Quantitative reverse transcription PCR

~20 mg flash-frozen tumor fragments were weighed out and homogenized in 1 ml TRIzol (Invitrogen #15596-026) in Precellys tissue homogenizing mixed beads kit (Cayman Chemical #10409). 0.2 ml chloroform (Fisher #S25248) was added to the TRIzol lysate and the mixture was vortexed for 10 s and centrifuged at 12,000 × g for 15 min at 4 °C for phase separation. 450 µl aqueous phase was collected, mixed well with 0.5 ml isopropanol (Fisher #A451-1), and precipitated RNA was collected by centrifugation at 12,000 × g for 10 min at 4 °C, The RNA pellet was rinsed in 1 ml 75% ethanol, then dissolved in 100 µl deionized water by incubating at 55 °C for 5 min. 500 ng total RNA was reverse-transcribed to cDNA in a 20 µl reaction with 4 µl iScript reverse transcription supermix (Bio-Rad #1708841) at 25 °C for 5 min, 46 °C for 20 min, and 95 °C for 1 min. The mixture was then 1:5 diluted with deionized water.

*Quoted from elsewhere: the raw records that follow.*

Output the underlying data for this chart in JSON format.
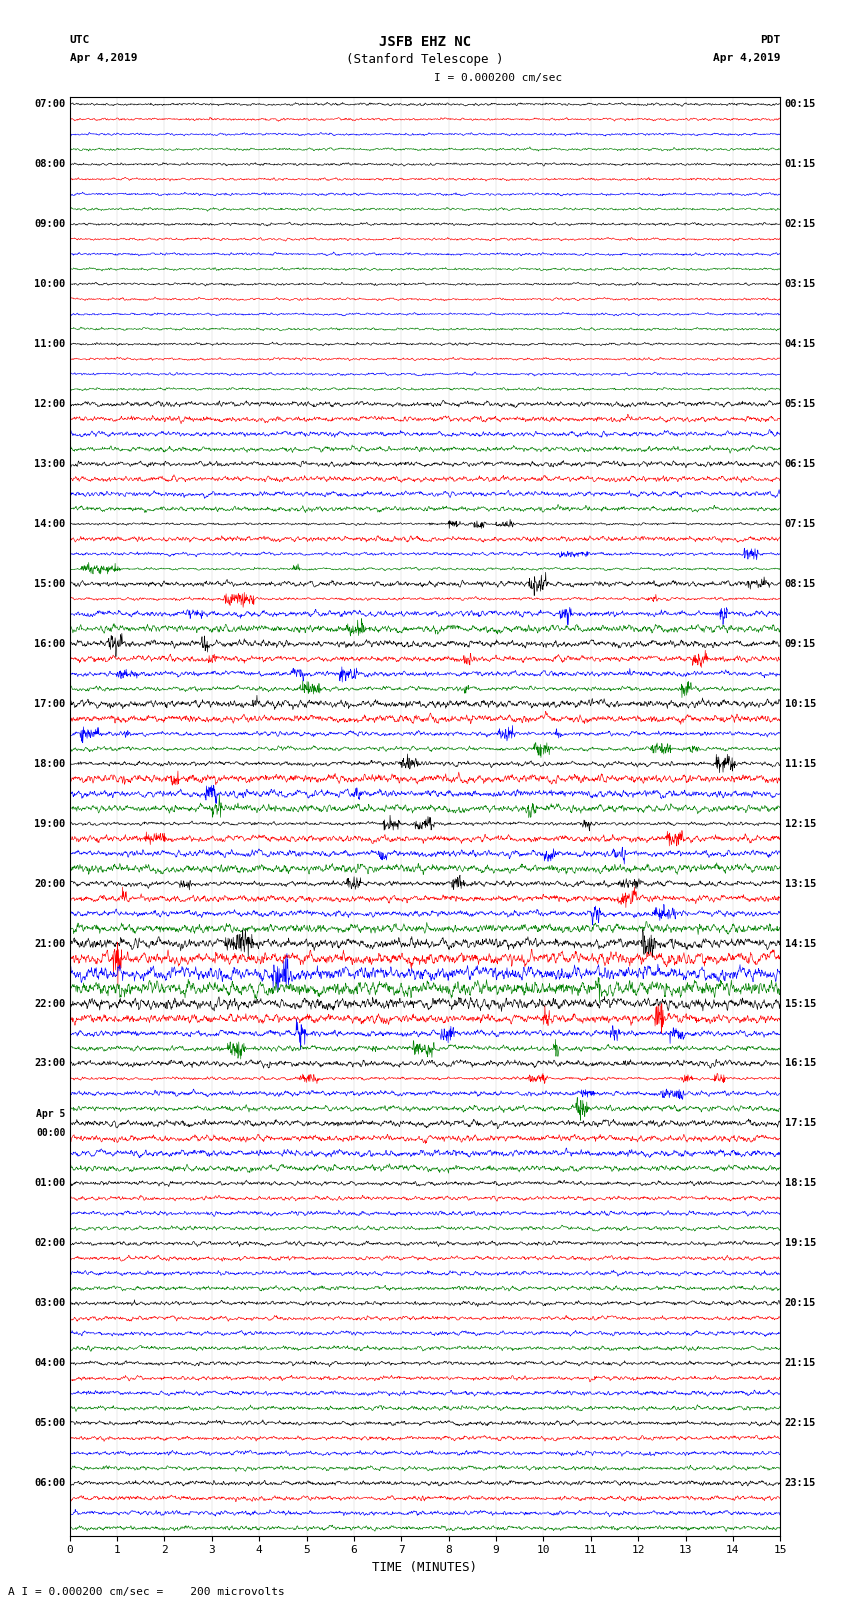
{
  "title_line1": "JSFB EHZ NC",
  "title_line2": "(Stanford Telescope )",
  "scale_label": "I = 0.000200 cm/sec",
  "utc_label": "UTC",
  "utc_date": "Apr 4,2019",
  "pdt_label": "PDT",
  "pdt_date": "Apr 4,2019",
  "xlabel": "TIME (MINUTES)",
  "bottom_label": "A I = 0.000200 cm/sec =    200 microvolts",
  "xlim": [
    0,
    15
  ],
  "xticks": [
    0,
    1,
    2,
    3,
    4,
    5,
    6,
    7,
    8,
    9,
    10,
    11,
    12,
    13,
    14,
    15
  ],
  "colors": [
    "black",
    "red",
    "blue",
    "green"
  ],
  "n_rows": 96,
  "figsize": [
    8.5,
    16.13
  ],
  "dpi": 100,
  "bg_color": "white",
  "left_hour_labels": [
    "07:00",
    "08:00",
    "09:00",
    "10:00",
    "11:00",
    "12:00",
    "13:00",
    "14:00",
    "15:00",
    "16:00",
    "17:00",
    "18:00",
    "19:00",
    "20:00",
    "21:00",
    "22:00",
    "23:00",
    "Apr 5\n00:00",
    "01:00",
    "02:00",
    "03:00",
    "04:00",
    "05:00",
    "06:00"
  ],
  "right_hour_labels": [
    "00:15",
    "01:15",
    "02:15",
    "03:15",
    "04:15",
    "05:15",
    "06:15",
    "07:15",
    "08:15",
    "09:15",
    "10:15",
    "11:15",
    "12:15",
    "13:15",
    "14:15",
    "15:15",
    "16:15",
    "17:15",
    "18:15",
    "19:15",
    "20:15",
    "21:15",
    "22:15",
    "23:15"
  ]
}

Target sequences in cDNA library were amplified in 10 µl qPCR reaction (5 µl SYBR Green supermix (Bio-Rad #1725121), 0.675 µl 2.5 µM primer mix and 0.45 µl diluted cDNA) at 95 °C 10 s, 60 °C 30 s, for 40 cycles. All procedures were performed under RNase-free conditions unless specified. For data analysis, the median was taken from triplicates, normalized by Ct values of control gene PPIA, exponentiated with base 2 then divided by the median of parental samples. Primer sequences are provided in Supplementary Table 1.

Study approval

The protocol of collecting human SCLC tumor tissue for research was approved by the Ethics Committee of Tianjin Medical University General Hospital. Written informed consent was received from participants prior to inclusion in the study. Specimen collection did not interfere with standard diagnostic and therapeutic procedures. All mouse procedures were performed with the approval of the University of Texas Southwestern Medical Center Institutional Animal Care and Use Committee.

Statistics and reproducibility

All statistical analyses were performed with R101. Pearson correlation was used to assess the association between continuous variables. t-test was used for group comparison. Pearson’s chi-squared test was used to test for association between categorical variables. Statistical significance was set at p ≤ 0.05. Benjamini–Hochberg procedures were used for generating p-values adjusted for multiple comparisons.

Reporting summary

Further information on research design is available in the Nature Research Reporting Summary linked to this article.